Dolley Madison could have given a few tips to Baskin-Robbins.
Like Brown Bread ice cream. Or Parmesan Cheese ice cream.
As wife of President James Madison, Dolley liked to serve these up on hot summer afternoons in 1814 to boost the morale of Washingtonians who were a little down about the War of 1812.
Yesterday afternoon, one of her weekly parties was re-created on the back lawn of the Octagon Museum (operated by the American Institute of Architects Foundation), 1799 New York Ave. NW, a house into which the Madisons moved 171 years ago, two weeks after the British burned the White House.
The afternoon even featured Dolley herself -- actress Bonnie Cavanaugh, fresh from a 10-week Philadelphia run of a one-woman show on the first really famous first lady. She was dressed up and mingling with the guests as they sipped lemonade or raspberry liqueur punch, chatting about the clothing of the day and how it's thought that the Chinese invented ice cream.

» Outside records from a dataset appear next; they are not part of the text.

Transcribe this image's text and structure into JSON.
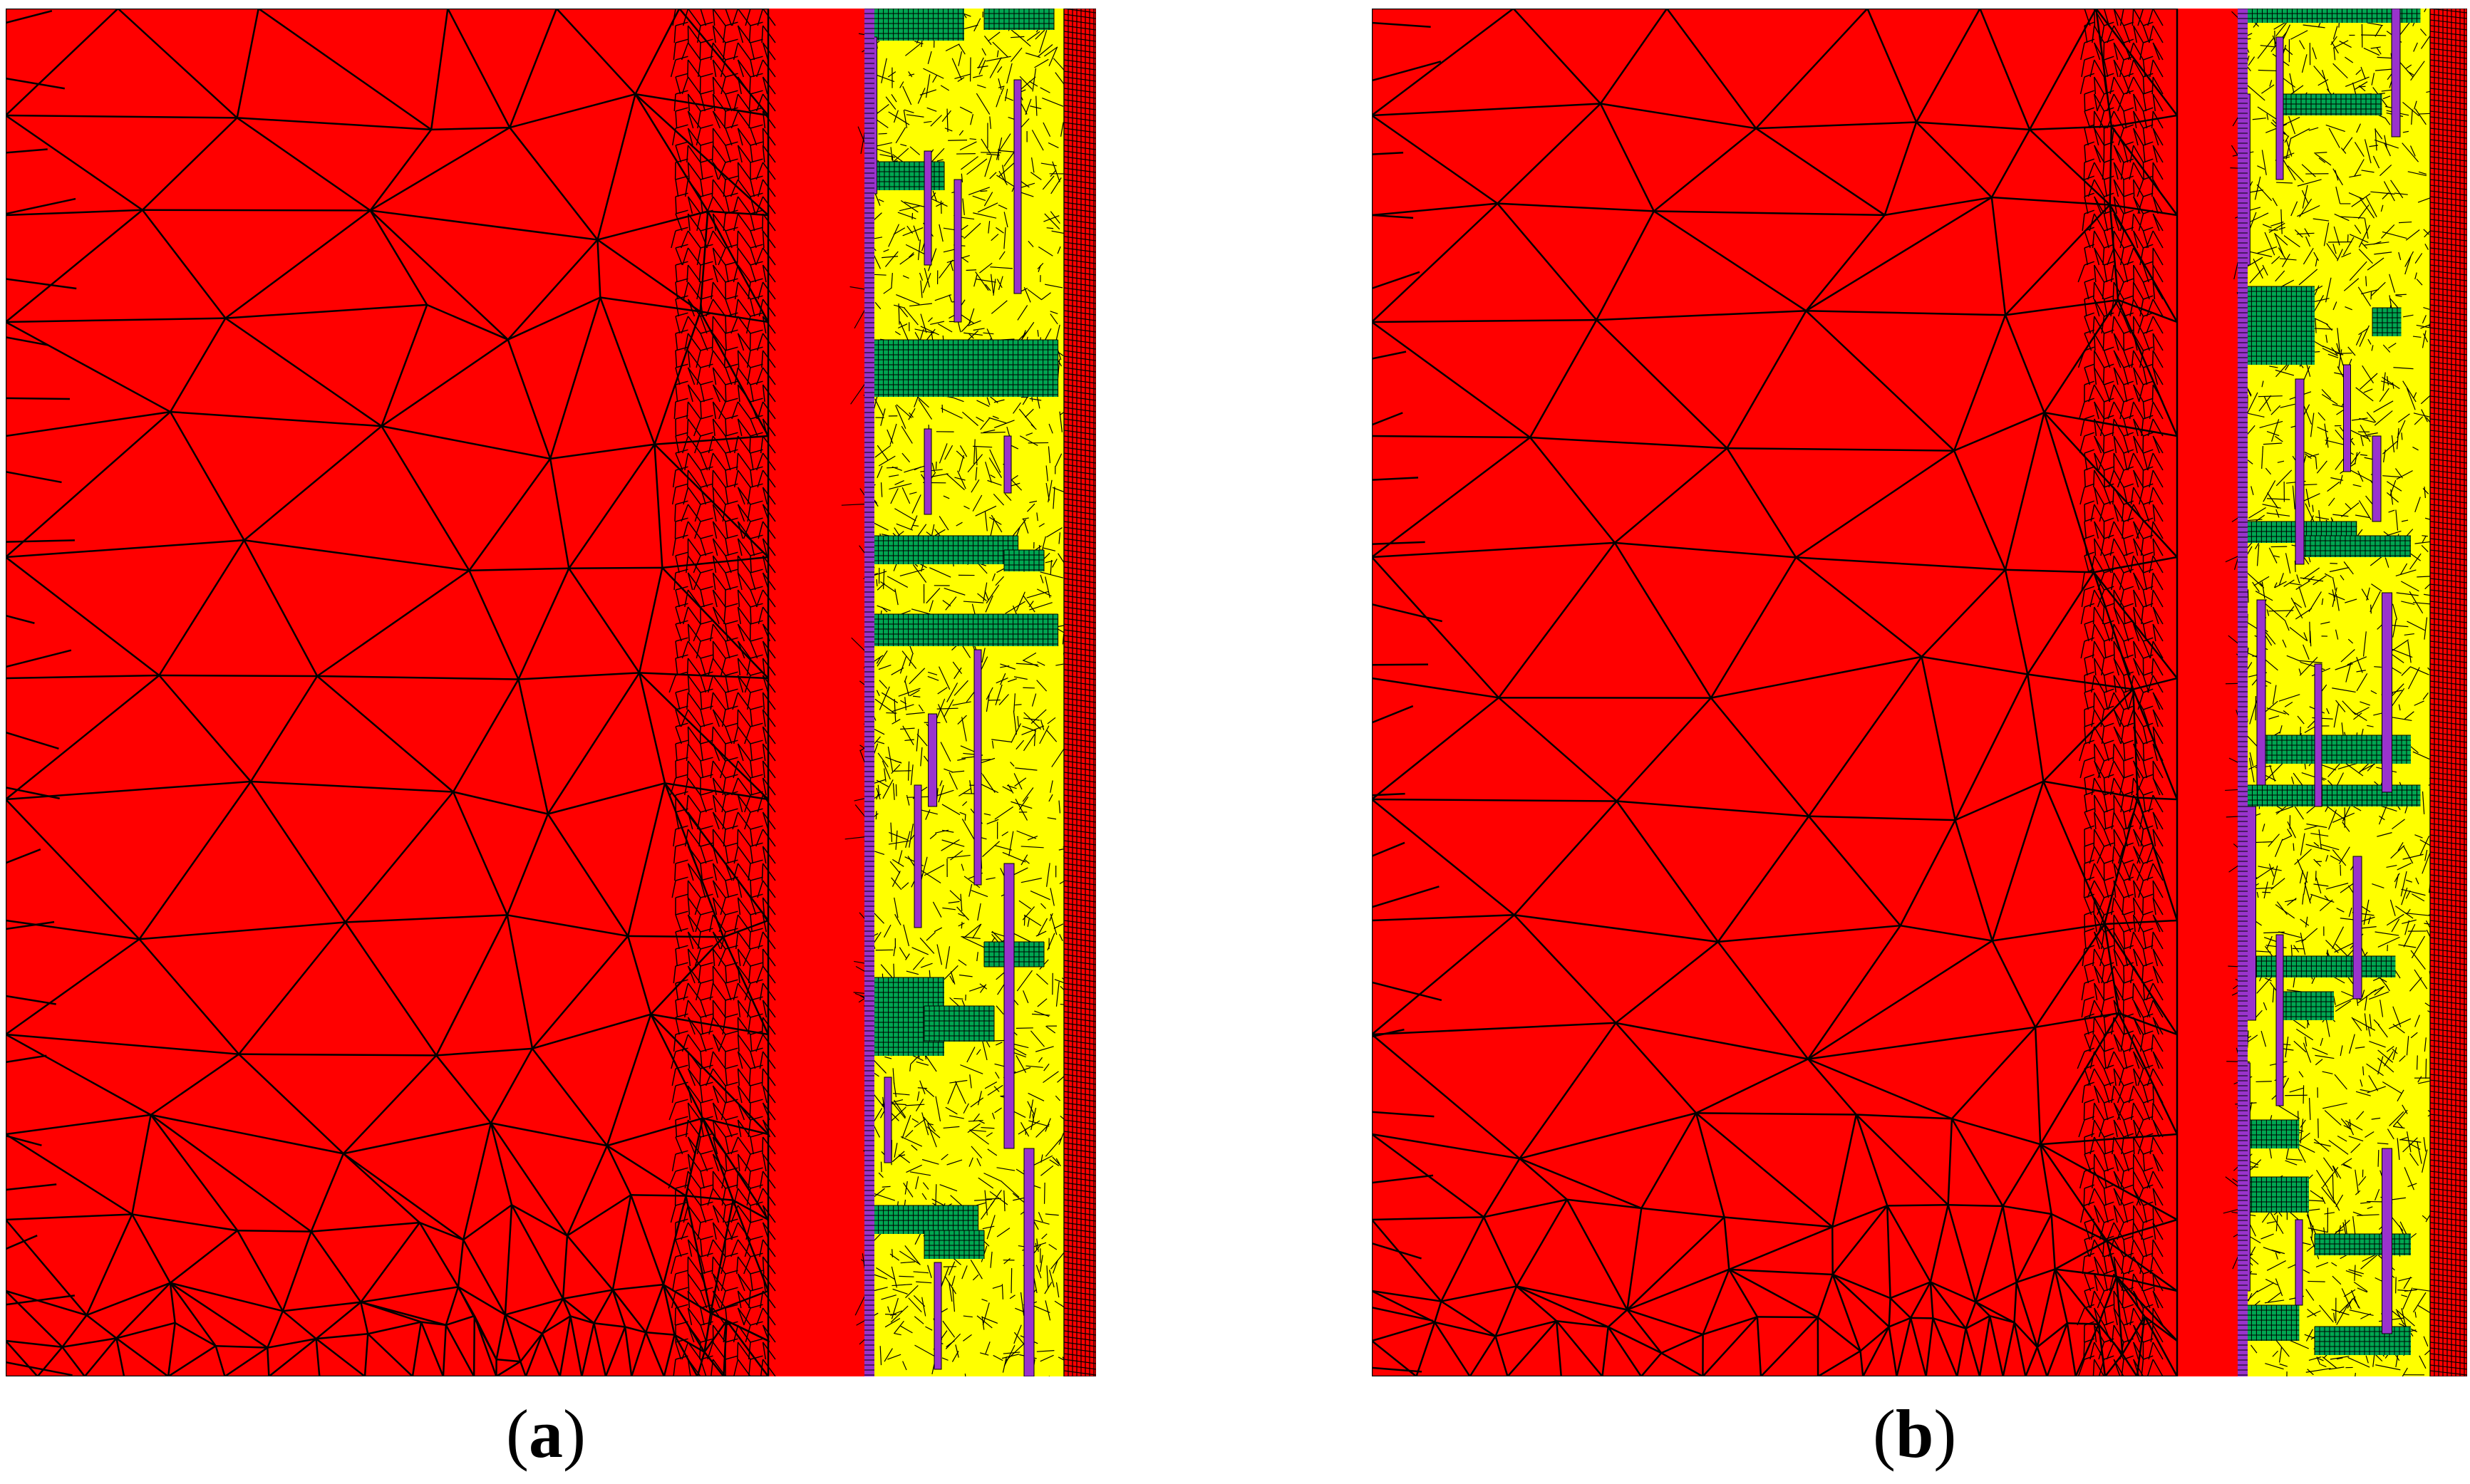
{
  "figure": {
    "panels": [
      {
        "id": "a",
        "label": "a",
        "colors": {
          "background_region": "#ff0000",
          "boundary_fill": "#ffff00",
          "grid_blocks": "#00a651",
          "thin_strips": "#9933cc",
          "mesh_lines": "#000000"
        }
      },
      {
        "id": "b",
        "label": "b",
        "colors": {
          "background_region": "#ff0000",
          "boundary_fill": "#ffff00",
          "grid_blocks": "#00a651",
          "thin_strips": "#9933cc",
          "mesh_lines": "#000000"
        }
      }
    ]
  }
}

There was a mezzo-soprano in the drawing room, a VCR on the lawn that ran the short film "Dolley and the Great Little Madison" and in the kitchen downstairs, there were the servants demonstrating how ice cream was made in Dolley's day. They spent most of the afternoon taking turns sitting on a bench bent over, twisting a small container back and forth in a bucket of ice.

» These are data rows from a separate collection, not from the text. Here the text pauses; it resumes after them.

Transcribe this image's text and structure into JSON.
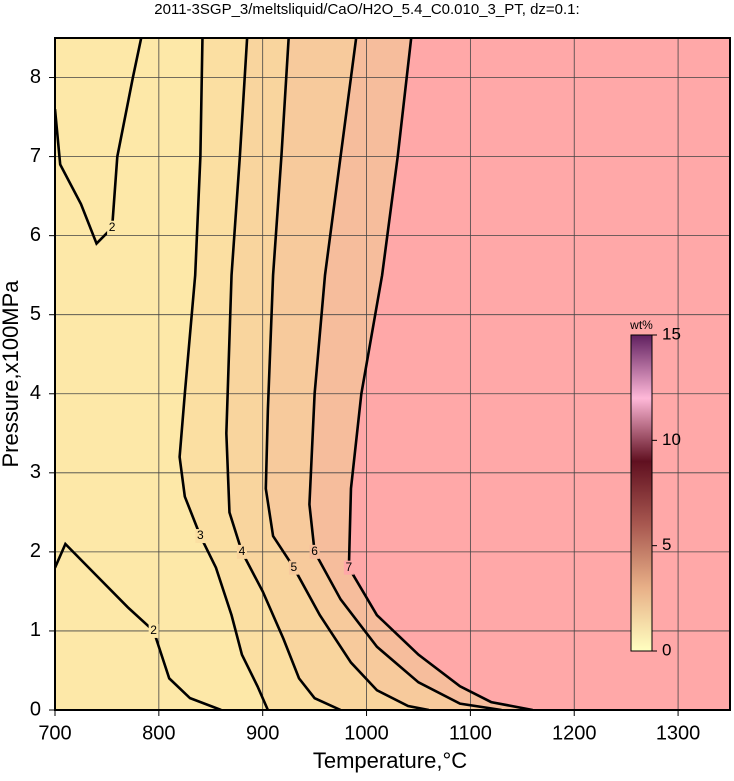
{
  "chart_data": {
    "type": "contour",
    "title": "2011-3SGP_3/meltsliquid/CaO/H2O_5.4_C0.010_3_PT, dz=0.1:",
    "x_label": "Temperature,°C",
    "y_label": "Pressure,x100MPa",
    "xlim": [
      700,
      1350
    ],
    "ylim": [
      0,
      8.5
    ],
    "xticks": [
      700,
      800,
      900,
      1000,
      1100,
      1200,
      1300
    ],
    "yticks": [
      0,
      1,
      2,
      3,
      4,
      5,
      6,
      7,
      8
    ],
    "grid": true,
    "background": "#fde8a8",
    "contours": [
      {
        "level": 2,
        "color": "#000000",
        "x": [
          700,
          705,
          725,
          740,
          755,
          760,
          775,
          783,
          null,
          700,
          710,
          740,
          770,
          795,
          800,
          810,
          830,
          860
        ],
        "y": [
          7.6,
          6.9,
          6.4,
          5.9,
          6.1,
          7.0,
          8.0,
          8.5,
          null,
          1.8,
          2.1,
          1.7,
          1.3,
          1.0,
          0.8,
          0.4,
          0.15,
          0
        ]
      },
      {
        "level": 3,
        "color": "#000000",
        "fill": "#fbdfa2",
        "x": [
          842,
          840,
          835,
          825,
          820,
          825,
          840,
          855,
          870,
          880,
          895,
          905
        ],
        "y": [
          8.5,
          7,
          5.5,
          4,
          3.2,
          2.7,
          2.2,
          1.8,
          1.2,
          0.7,
          0.3,
          0
        ]
      },
      {
        "level": 4,
        "color": "#000000",
        "fill": "#f9d59e",
        "x": [
          885,
          878,
          870,
          865,
          868,
          880,
          900,
          920,
          935,
          950,
          975
        ],
        "y": [
          8.5,
          7,
          5.5,
          3.5,
          2.5,
          2.0,
          1.5,
          0.9,
          0.4,
          0.15,
          0
        ]
      },
      {
        "level": 5,
        "color": "#000000",
        "fill": "#f7ca9c",
        "x": [
          925,
          918,
          910,
          905,
          903,
          910,
          930,
          955,
          985,
          1010,
          1040,
          1060
        ],
        "y": [
          8.5,
          7,
          5.5,
          3.8,
          2.8,
          2.2,
          1.8,
          1.2,
          0.6,
          0.25,
          0.05,
          0
        ]
      },
      {
        "level": 6,
        "color": "#000000",
        "fill": "#f6bd9c",
        "x": [
          990,
          975,
          960,
          950,
          945,
          950,
          975,
          1010,
          1050,
          1090,
          1130
        ],
        "y": [
          8.5,
          7,
          5.5,
          4,
          2.6,
          2.0,
          1.4,
          0.8,
          0.35,
          0.08,
          0
        ]
      },
      {
        "level": 7,
        "color": "#000000",
        "fill": "#ffa8a8",
        "x": [
          1043,
          1030,
          1015,
          995,
          985,
          983,
          1010,
          1050,
          1090,
          1120,
          1160
        ],
        "y": [
          8.5,
          7,
          5.5,
          4,
          2.8,
          1.8,
          1.2,
          0.7,
          0.3,
          0.1,
          0
        ]
      }
    ],
    "colorbar": {
      "label": "wt%",
      "lim": [
        0,
        15
      ],
      "ticks": [
        0,
        5,
        10,
        15
      ],
      "colors": [
        "#ffffc0",
        "#e8b088",
        "#a85850",
        "#601020",
        "#ffb8d8",
        "#602060"
      ]
    }
  }
}
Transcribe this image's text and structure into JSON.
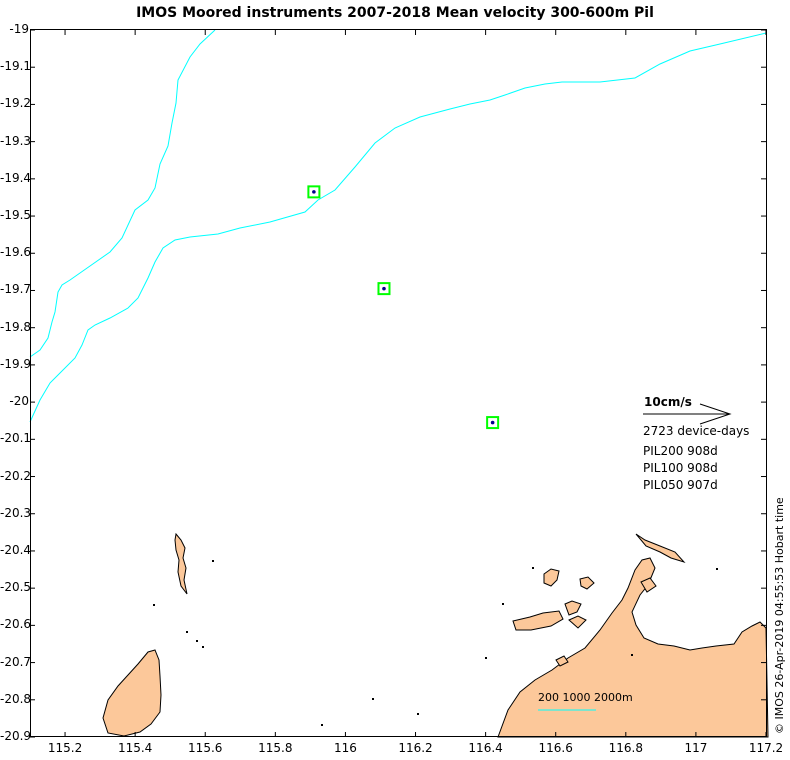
{
  "title": "IMOS Moored instruments 2007-2018 Mean velocity 300-600m Pil",
  "axes": {
    "y_ticks": [
      "-19",
      "-19.1",
      "-19.2",
      "-19.3",
      "-19.4",
      "-19.5",
      "-19.6",
      "-19.7",
      "-19.8",
      "-19.9",
      "-20",
      "-20.1",
      "-20.2",
      "-20.3",
      "-20.4",
      "-20.5",
      "-20.6",
      "-20.7",
      "-20.8",
      "-20.9"
    ],
    "x_ticks": [
      "115.2",
      "115.4",
      "115.6",
      "115.8",
      "116",
      "116.2",
      "116.4",
      "116.6",
      "116.8",
      "117",
      "117.2"
    ]
  },
  "scale": {
    "speed_label": "10cm/s",
    "device_days": "2723 device-days"
  },
  "moorings": [
    {
      "label": "PIL200 908d",
      "lon": 115.91,
      "lat": -19.435
    },
    {
      "label": "PIL100 908d",
      "lon": 116.11,
      "lat": -19.695
    },
    {
      "label": "PIL050 907d",
      "lon": 116.42,
      "lat": -20.055
    }
  ],
  "depth_label": "200 1000 2000m",
  "timestamp": "© IMOS 26-Apr-2019 04:55:53 Hobart time",
  "colors": {
    "land": "#fcc89a",
    "isobath": "#00ffff",
    "marker_box": "#00ff00",
    "marker_dot": "#00008b"
  }
}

"I have great respect for Dolley Madison," said one, whose fingers were on their way to giving out. "This is real hard to make."

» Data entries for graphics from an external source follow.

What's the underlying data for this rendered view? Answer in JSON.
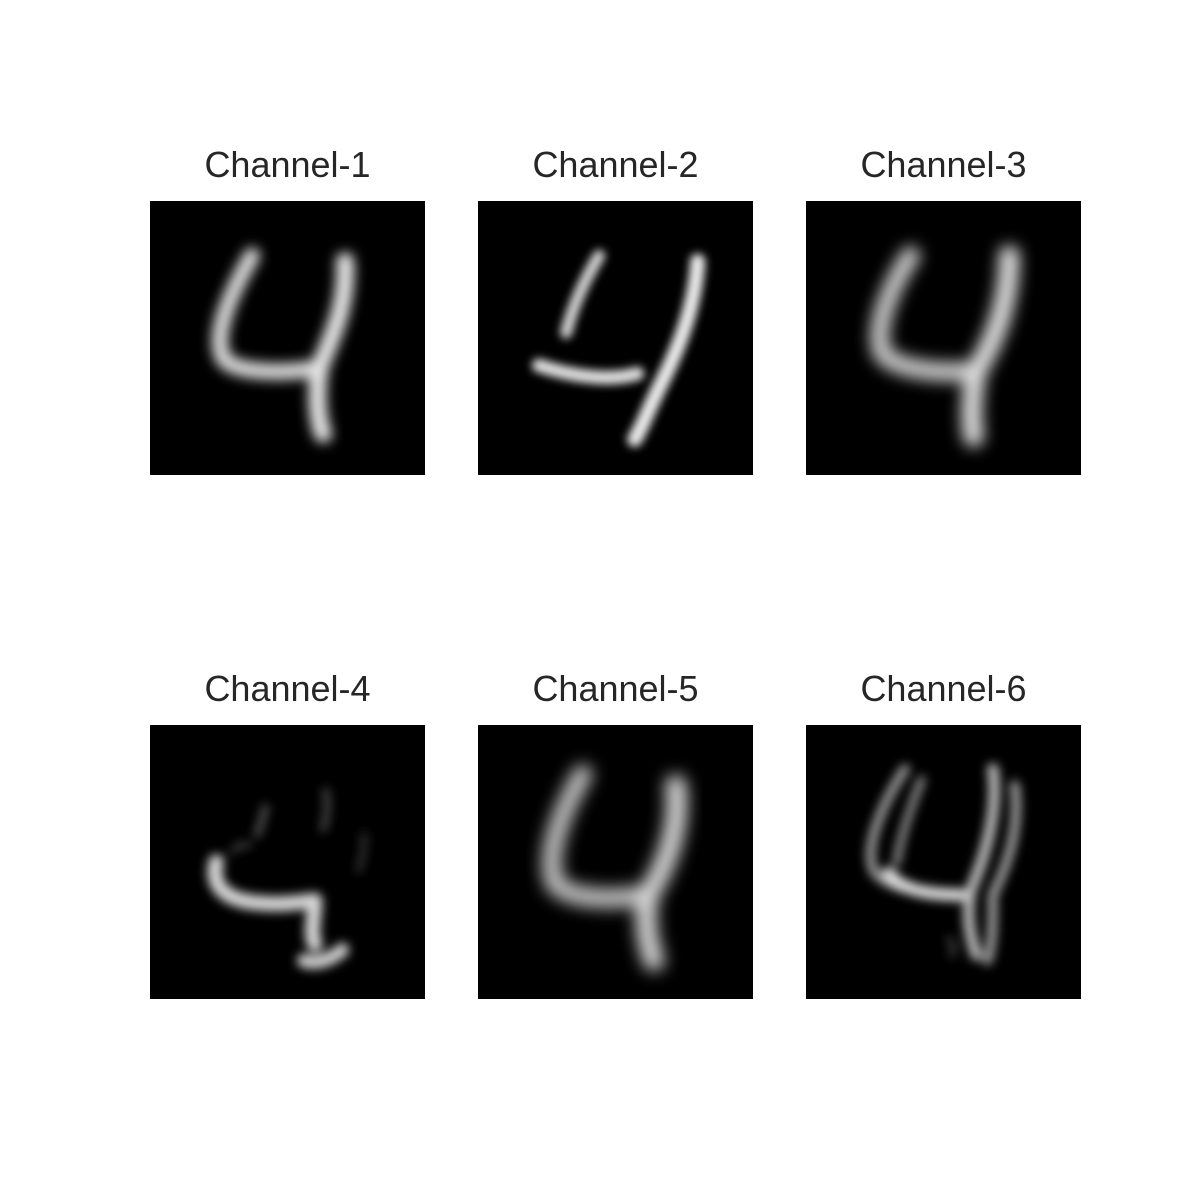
{
  "figure": {
    "panels": [
      {
        "title": "Channel-1",
        "variant": "digit-4-full"
      },
      {
        "title": "Channel-2",
        "variant": "digit-4-strokes"
      },
      {
        "title": "Channel-3",
        "variant": "digit-4-soft"
      },
      {
        "title": "Channel-4",
        "variant": "digit-4-faint"
      },
      {
        "title": "Channel-5",
        "variant": "digit-4-blurred"
      },
      {
        "title": "Channel-6",
        "variant": "digit-4-outline"
      }
    ],
    "background_color": "#ffffff",
    "image_background": "#000000",
    "title_color": "#262626"
  }
}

Another talked about their long skirts and drawstring tops: "They weren't meant to be pretty. They were meant to be functional."
Unfortunately for the cause -- the continuing restoration of the museum -- the turnout was probably half the 200 hoped-for. It could have been the admission fee: $15 for adults and $10 for kids. For that you got two scoops -- no more, no less -- of today's ice cream: Chocoholic or Caramel Turtle Fudge or Frangelico Hazelnut or Old-Fashioned Vanilla.